Souvenir Part II feature

Julie (Honor Swinton Byrne) in 'The Souvenir Part II.' The film is now playing in select theaters. 'Part I' is streaming on Amazon Prime Video.

Joanna Hogg’s first chapter in her two-part narrative, 2019’s The Souvenir, can be watched with watery admiration. It's a beautiful, quietly transformative journey of a young woman trying to find her voice as a filmmaker while in a relationship with an intellectually intoxicating and manipulative boyfriend. Stories such as this can so easily go for the loud approach, but not The Souvenir. It truly lives up to its title by being a gift, one that offers a lot of food for thought with its subtle, richly layered and visually stunning storytelling.

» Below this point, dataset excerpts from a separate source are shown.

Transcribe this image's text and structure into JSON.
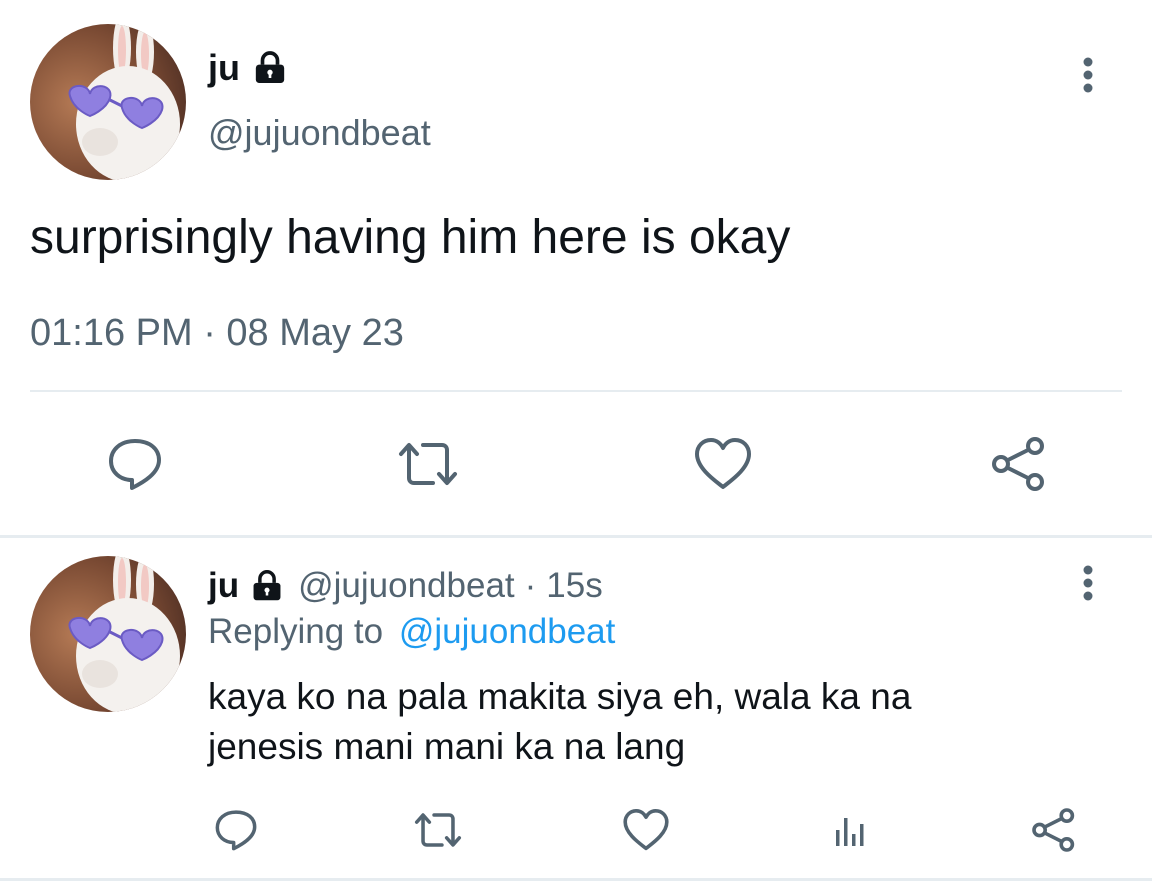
{
  "main_tweet": {
    "display_name": "ju",
    "handle": "@jujuondbeat",
    "text": "surprisingly having him here is okay",
    "timestamp": "01:16 PM · 08 May 23",
    "icons": {
      "protected": "lock-icon",
      "more": "more-vertical-icon",
      "reply": "reply-icon",
      "retweet": "retweet-icon",
      "like": "like-icon",
      "share": "share-icon"
    }
  },
  "reply_tweet": {
    "display_name": "ju",
    "handle": "@jujuondbeat",
    "separator": "·",
    "time_ago": "15s",
    "replying_to_label": "Replying to",
    "replying_to_handle": "@jujuondbeat",
    "text_line1": "kaya ko na pala makita siya eh, wala ka na",
    "text_line2": "jenesis mani mani ka na lang",
    "icons": {
      "protected": "lock-icon",
      "more": "more-vertical-icon",
      "reply": "reply-icon",
      "retweet": "retweet-icon",
      "like": "like-icon",
      "analytics": "analytics-icon",
      "share": "share-icon"
    }
  },
  "colors": {
    "text": "#0f1419",
    "secondary": "#536471",
    "link": "#1d9bf0",
    "divider": "#e6ecf0",
    "icon": "#536471"
  }
}
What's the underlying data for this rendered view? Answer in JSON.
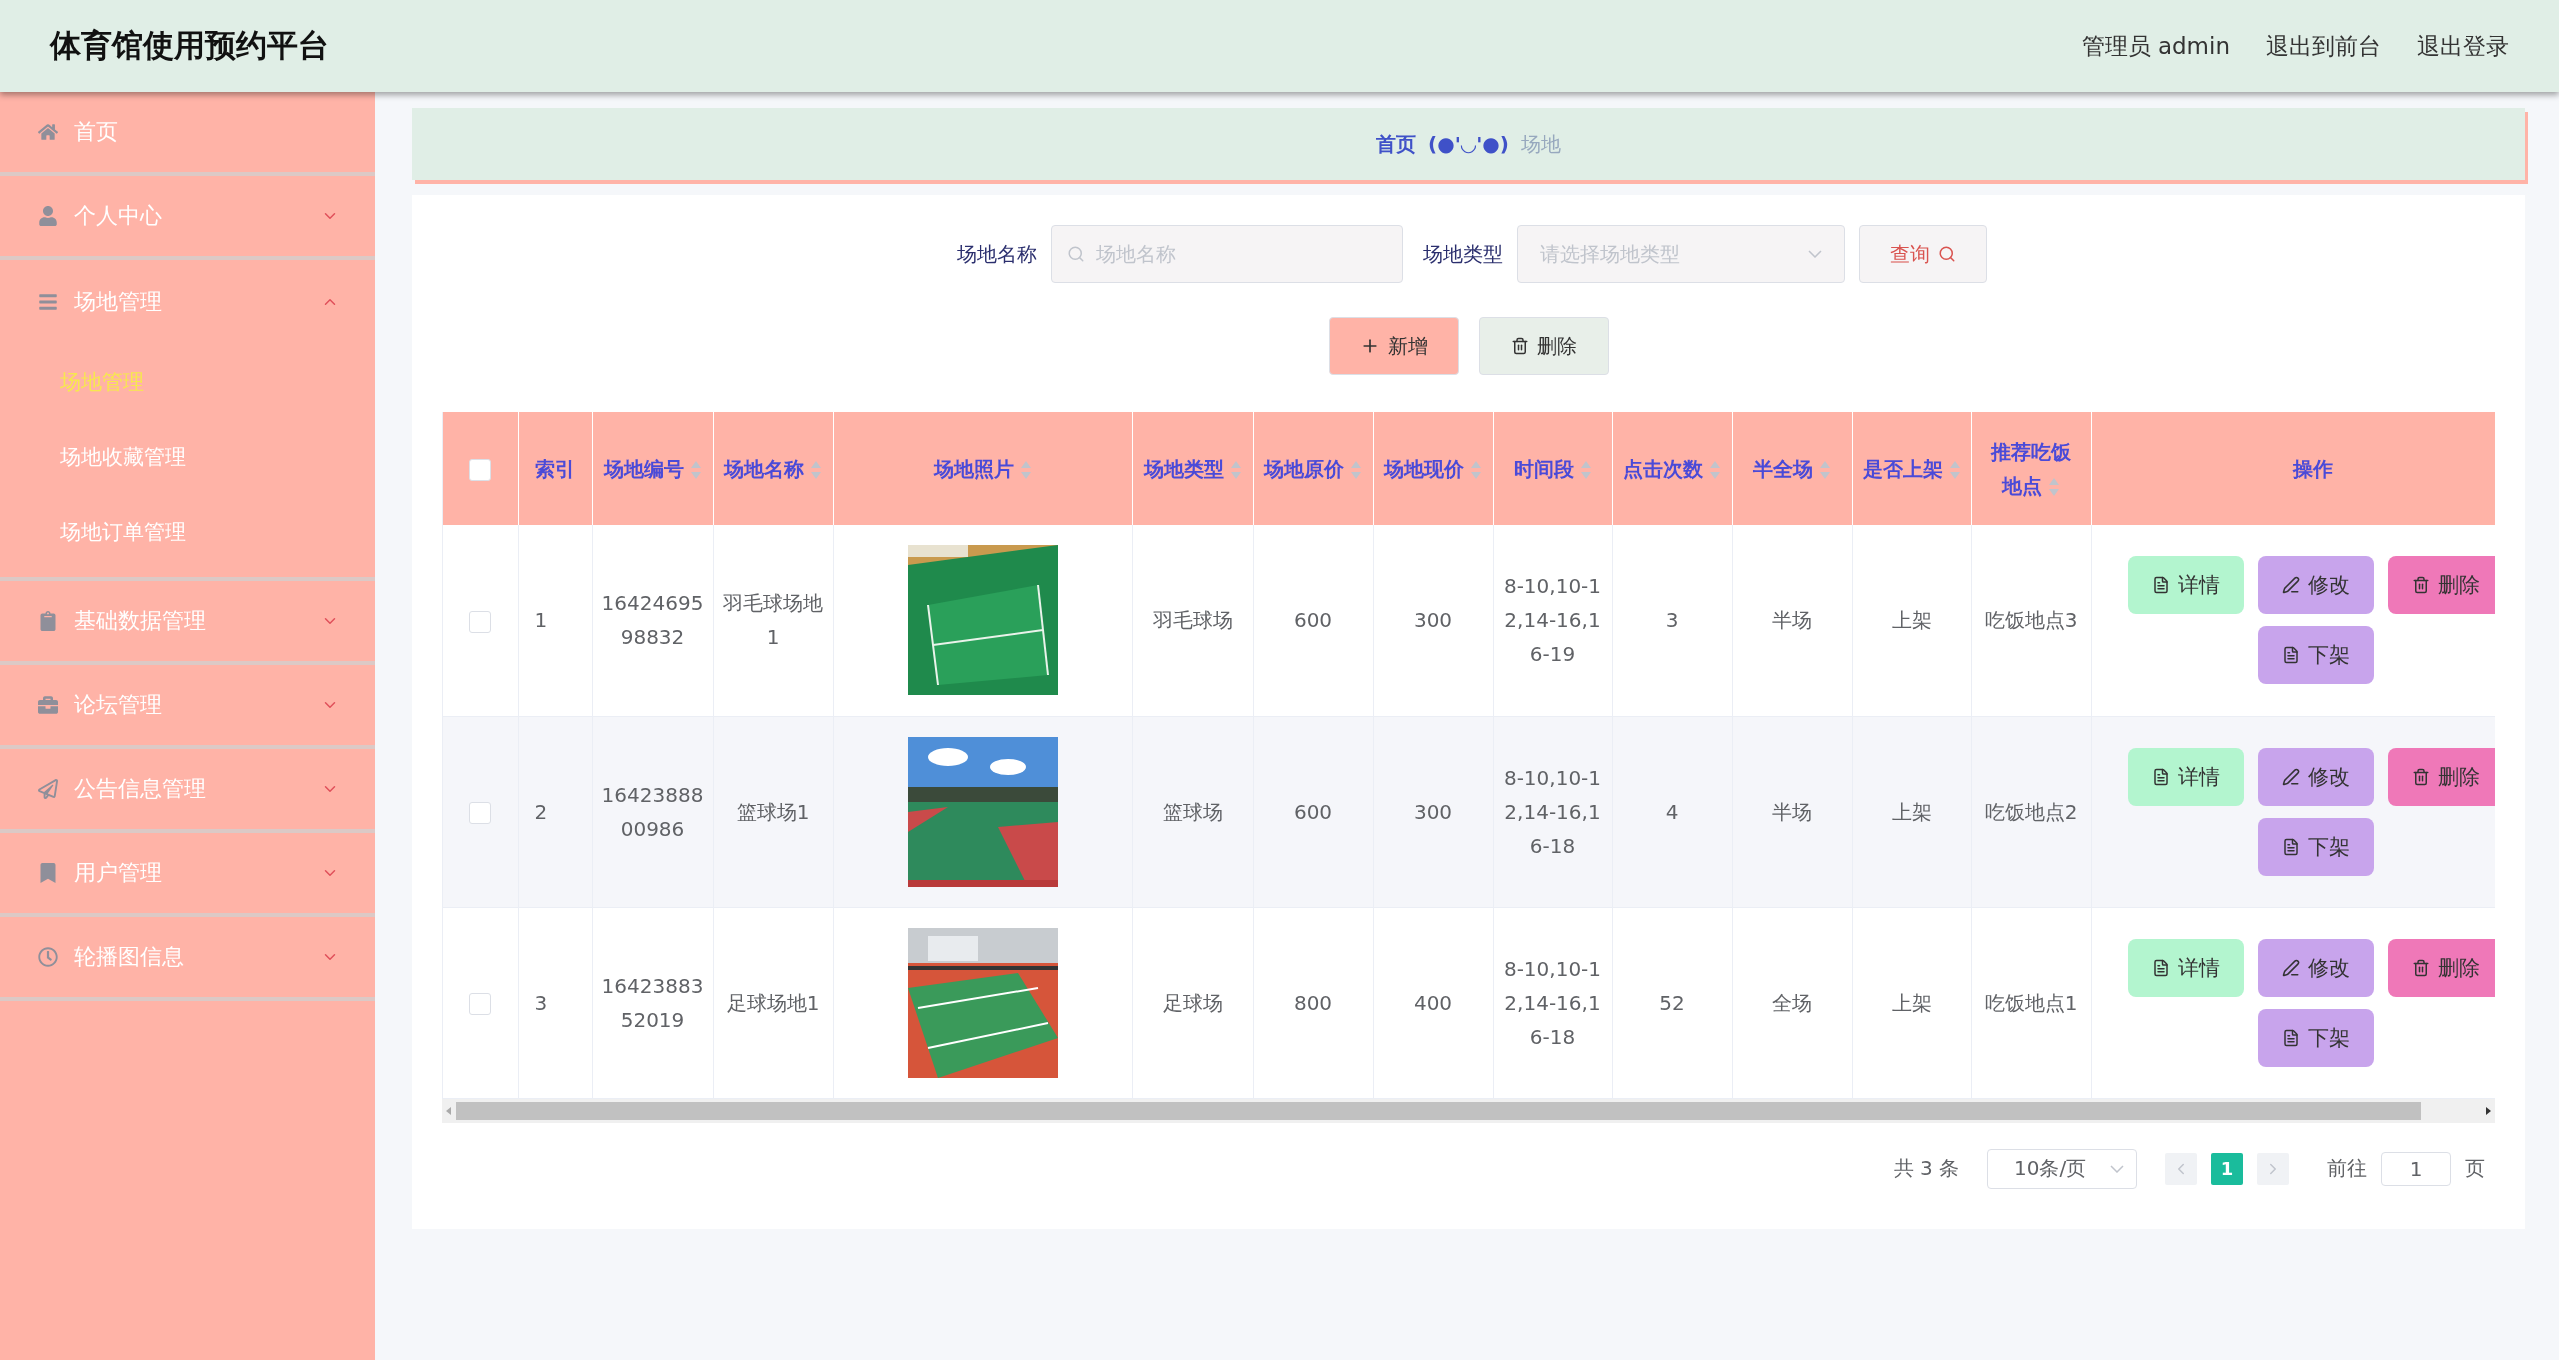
{
  "header": {
    "title": "体育馆使用预约平台",
    "user": "管理员 admin",
    "links": [
      "退出到前台",
      "退出登录"
    ]
  },
  "sidebar": {
    "items": [
      {
        "label": "首页",
        "expandable": false
      },
      {
        "label": "个人中心",
        "expandable": true,
        "expanded": false
      },
      {
        "label": "场地管理",
        "expandable": true,
        "expanded": true,
        "children": [
          {
            "label": "场地管理",
            "selected": true
          },
          {
            "label": "场地收藏管理",
            "selected": false
          },
          {
            "label": "场地订单管理",
            "selected": false
          }
        ]
      },
      {
        "label": "基础数据管理",
        "expandable": true,
        "expanded": false
      },
      {
        "label": "论坛管理",
        "expandable": true,
        "expanded": false
      },
      {
        "label": "公告信息管理",
        "expandable": true,
        "expanded": false
      },
      {
        "label": "用户管理",
        "expandable": true,
        "expanded": false
      },
      {
        "label": "轮播图信息",
        "expandable": true,
        "expanded": false
      }
    ]
  },
  "breadcrumb": {
    "home": "首页",
    "separator": "(●'◡'●)",
    "current": "场地"
  },
  "search": {
    "name_label": "场地名称",
    "name_placeholder": "场地名称",
    "type_label": "场地类型",
    "type_placeholder": "请选择场地类型",
    "query_button": "查询"
  },
  "actions": [
    {
      "kind": "add",
      "label": "新增"
    },
    {
      "kind": "delete",
      "label": "删除"
    }
  ],
  "table": {
    "select_all_checked": false,
    "columns": [
      {
        "label": "索引",
        "sortable": false
      },
      {
        "label": "场地编号",
        "sortable": true
      },
      {
        "label": "场地名称",
        "sortable": true
      },
      {
        "label": "场地照片",
        "sortable": true
      },
      {
        "label": "场地类型",
        "sortable": true
      },
      {
        "label": "场地原价",
        "sortable": true
      },
      {
        "label": "场地现价",
        "sortable": true
      },
      {
        "label": "时间段",
        "sortable": true
      },
      {
        "label": "点击次数",
        "sortable": true
      },
      {
        "label": "半全场",
        "sortable": true
      },
      {
        "label": "是否上架",
        "sortable": true
      },
      {
        "label": "推荐吃饭地点",
        "sortable": true
      },
      {
        "label": "操作",
        "sortable": false
      }
    ],
    "rows": [
      {
        "checked": false,
        "cells": [
          "1",
          "1642469598832",
          "羽毛球场地1",
          {
            "kind": "picture"
          },
          "羽毛球场",
          "600",
          "300",
          "8-10,10-12,14-16,16-19",
          "3",
          "半场",
          "上架",
          "吃饭地点3"
        ],
        "actions": [
          {
            "kind": "detail",
            "label": "详情"
          },
          {
            "kind": "edit",
            "label": "修改"
          },
          {
            "kind": "delete",
            "label": "删除"
          },
          {
            "kind": "unlist",
            "label": "下架"
          }
        ]
      },
      {
        "checked": false,
        "cells": [
          "2",
          "1642388800986",
          "篮球场1",
          {
            "kind": "picture"
          },
          "篮球场",
          "600",
          "300",
          "8-10,10-12,14-16,16-18",
          "4",
          "半场",
          "上架",
          "吃饭地点2"
        ],
        "actions": [
          {
            "kind": "detail",
            "label": "详情"
          },
          {
            "kind": "edit",
            "label": "修改"
          },
          {
            "kind": "delete",
            "label": "删除"
          },
          {
            "kind": "unlist",
            "label": "下架"
          }
        ]
      },
      {
        "checked": false,
        "cells": [
          "3",
          "1642388352019",
          "足球场地1",
          {
            "kind": "picture"
          },
          "足球场",
          "800",
          "400",
          "8-10,10-12,14-16,16-18",
          "52",
          "全场",
          "上架",
          "吃饭地点1"
        ],
        "actions": [
          {
            "kind": "detail",
            "label": "详情"
          },
          {
            "kind": "edit",
            "label": "修改"
          },
          {
            "kind": "delete",
            "label": "删除"
          },
          {
            "kind": "unlist",
            "label": "下架"
          }
        ]
      }
    ]
  },
  "pagination": {
    "total": "共 3 条",
    "page_size": "10条/页",
    "pages": [
      {
        "label": "1",
        "selected": true
      }
    ],
    "goto_label": "前往",
    "goto_value": "1",
    "goto_suffix": "页"
  }
}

Its sequel, The Souvenir Part II, is also a gift. But it doesn’t offer more of the same. Instead, it looks at what we’ve learned through a different lens, much like going from Before Sunrise to Before Sunset. The characters try to make sense of what happened in Part I by exploring it through art. Sometimes cinema can help us articulate our emotions, and Part II is all about that. It captures life as it is experienced, avoids the temptation to be obvious and has fun with its premise that breaks down the barriers that many believe should be there to tell a story. (Think Spike Jonze’s Adaptation.) 

Note: Watch ‘Part I’ on Amazon Prime before reading the rest of this article and catch ‘Part II’ in theaters this weekend.

Part II reunites mother-daughter duo Tilda Swinton and Honor Swinton Byrne as Rosalind and Julie Harte. The A24 release sees Swinton Byrne as a stand-in for Hogg, who crafts a meta-memoir about the loss of her lover, Anthony (Tom Burke). Julie hasn't gotten past his death and doesn't know whether she misses him or that intimacy. Co-starring Richard Ayoade, Charlie Heaton, Jaygann Ayeh, Joe Alwyn, Harris Dickinson, Ariane Labed and James Spencer Ashworth, the film takes us through the emotional landscape of Julie as she continues to find her footing.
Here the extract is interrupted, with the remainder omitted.